Nutritional Assessment of Renal Transplant Recipients Using DEXA and Biochemical ParametersGokul Ramani1*, Georgi Abraham2, Milly Mathew3 and Nancy Lesley4
- *Corresponding Author:
- Gokul Ramani
Tamil Nadu, India
E-mail: [email protected] com
Received date: August 14, 2013; Accepted date: March 17, 2014; Published date: March 27, 2014
Citation: Ramani G, Abraham G, Mathew M, Lesley N (2014) Nutritional Assessment of Renal Transplant Recipients Using DEXA and Biochemical Parameters. J Nutr Disorders Ther 4:134 doi:10.4172/2161-0509.1000134
Copyright: © 2014 Ramani G, et al. This is an open-access article distributed under the terms of the Creative Commons Attribution License, which permits unrestricted use, distribution, and reproduction in any medium, provided the original author and source are credited.
Introduction and Aims: Malnutrition is frequently encountered in patients with CKD. Despite successful renal transplantation, malnutrition ensues. We evaluated the relationship between serum albumin levels, and various indicators of nutritional status.
Methods: We did a retrospective study of 249 post-transplant patients who successfully underwent renal transplantation (between1995-2012) at a tertiary care center. Serum parameters such as albumin (bromocresol green Method) hemoglobin, electrolytes, creatinine, prednisolone dose and presence of diabetes mellitus were analyzed. Lifestyle factors such as smoking, alcohol and diet, BMI were also looked at. We classified Serum Albumin as <3-3. 4 g/dL, 3. 5-3.9 g/dL, and more than 4 g/dL. We classified BMI as per WHO guidelines. Dual Energy X-Ray Absorptiometry was used to evaluate body composition, including lean body mass, fat body mass and fat percentage. Descriptive statistics, co-relational statistics and Pearson’s Chi-Square test was used.
Results: Among the 150 Males and 99 females, the mean age was 46 ± 13 years. The mean serum albumin value was 3. 6 ± 0.6 g/dL. 10% had a normal BMI, 62% Pre Obese, 21% Class 1 Obese, 5% Class 2 Obese, and 2% Class 3 Obese. A meat-based diet was ingested by 76% of our study group, and 24% were pure vegetarians. The mean dose of prednisolone taken was 20 ± 10 mg/day. 5% of the transplant patients were deceased and 1% had a failed graft. On follow up we found a significant positive correlation between serum albumin and hemoglobin (p=0. 002), LDL (p=0.046), Fat% (p=0.032) and a meat-based diet (p=0.032). A serum albumin value of>4g/dL was observed in 46% of those ingesting a meat-based diet, in contrast to 25% pure vegetarians. 66% of the vegetarians had a serum albumin value ranging from <3-3. 4 g/dL. There were negative correlations between prednisolone dose and serum albumin (p=0.005), FM (p=0. 006), Fat% (p=0. 002) and serum Creatinine (p=0.013). A positive correlation between hemoglobin levels and LDL (p=0.005), FM (p= 0.004), HCO3- (p=0. 015) and Cl-(p=0.012), and hemoglobin levels and potassium levels (p=0.015) were observed. No significant co-relation was observed between serum albumin and patient survivals.

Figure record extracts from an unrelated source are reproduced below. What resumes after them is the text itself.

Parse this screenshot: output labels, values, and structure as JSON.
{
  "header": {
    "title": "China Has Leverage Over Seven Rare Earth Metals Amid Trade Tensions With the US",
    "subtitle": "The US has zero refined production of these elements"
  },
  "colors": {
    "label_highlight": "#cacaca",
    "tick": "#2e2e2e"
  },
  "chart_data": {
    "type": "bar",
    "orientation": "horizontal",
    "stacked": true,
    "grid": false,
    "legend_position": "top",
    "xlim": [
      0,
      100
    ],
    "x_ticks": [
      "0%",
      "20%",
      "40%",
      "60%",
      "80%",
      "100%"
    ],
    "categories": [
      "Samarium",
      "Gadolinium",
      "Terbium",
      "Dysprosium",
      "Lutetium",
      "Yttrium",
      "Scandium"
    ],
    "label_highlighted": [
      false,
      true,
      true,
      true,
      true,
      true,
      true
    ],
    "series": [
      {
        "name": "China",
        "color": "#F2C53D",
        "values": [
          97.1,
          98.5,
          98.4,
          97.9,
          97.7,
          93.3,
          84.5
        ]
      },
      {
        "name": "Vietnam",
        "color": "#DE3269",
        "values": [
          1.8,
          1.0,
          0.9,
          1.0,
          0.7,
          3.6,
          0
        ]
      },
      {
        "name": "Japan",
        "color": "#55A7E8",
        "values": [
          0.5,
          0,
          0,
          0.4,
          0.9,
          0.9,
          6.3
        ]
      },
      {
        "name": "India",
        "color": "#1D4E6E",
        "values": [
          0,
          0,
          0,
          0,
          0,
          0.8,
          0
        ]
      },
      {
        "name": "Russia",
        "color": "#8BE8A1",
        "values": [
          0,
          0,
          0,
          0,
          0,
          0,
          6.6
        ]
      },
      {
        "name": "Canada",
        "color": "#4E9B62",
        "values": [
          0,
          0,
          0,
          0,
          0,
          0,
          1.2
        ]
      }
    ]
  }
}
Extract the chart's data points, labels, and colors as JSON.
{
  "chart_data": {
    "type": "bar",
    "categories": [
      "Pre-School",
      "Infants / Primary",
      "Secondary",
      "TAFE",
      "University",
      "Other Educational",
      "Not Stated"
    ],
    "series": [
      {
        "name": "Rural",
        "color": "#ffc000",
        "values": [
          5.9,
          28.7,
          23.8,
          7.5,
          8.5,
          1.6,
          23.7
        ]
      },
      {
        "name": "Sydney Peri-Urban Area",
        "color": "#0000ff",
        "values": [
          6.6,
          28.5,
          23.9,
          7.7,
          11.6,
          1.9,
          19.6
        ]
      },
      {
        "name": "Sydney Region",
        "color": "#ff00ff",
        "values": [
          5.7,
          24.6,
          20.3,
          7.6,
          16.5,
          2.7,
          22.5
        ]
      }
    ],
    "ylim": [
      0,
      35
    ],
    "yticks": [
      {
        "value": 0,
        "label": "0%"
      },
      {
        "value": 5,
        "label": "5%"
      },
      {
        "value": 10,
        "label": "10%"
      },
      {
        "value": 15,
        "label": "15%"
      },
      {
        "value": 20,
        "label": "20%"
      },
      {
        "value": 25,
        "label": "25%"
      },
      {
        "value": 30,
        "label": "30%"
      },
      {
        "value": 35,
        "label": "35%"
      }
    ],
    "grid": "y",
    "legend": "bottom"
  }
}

Conclusions: Serum albumin varies with diet, and is significantly higher among those eating a meat-based diet following transplant. Post-transplant mild obesity was prevalent in 62% of our study group. A higher fat content was associated with higher serum albumin levels, which may reflect a better nutritional status. Lower maintenance doses of prednisolone may improve the Albumin Levels. A further randomized controlled trial looking at the role of protein supplementation in vegetarians following renal transplantation as well as evaluating the effect of lowered prednisolone dose is warranted.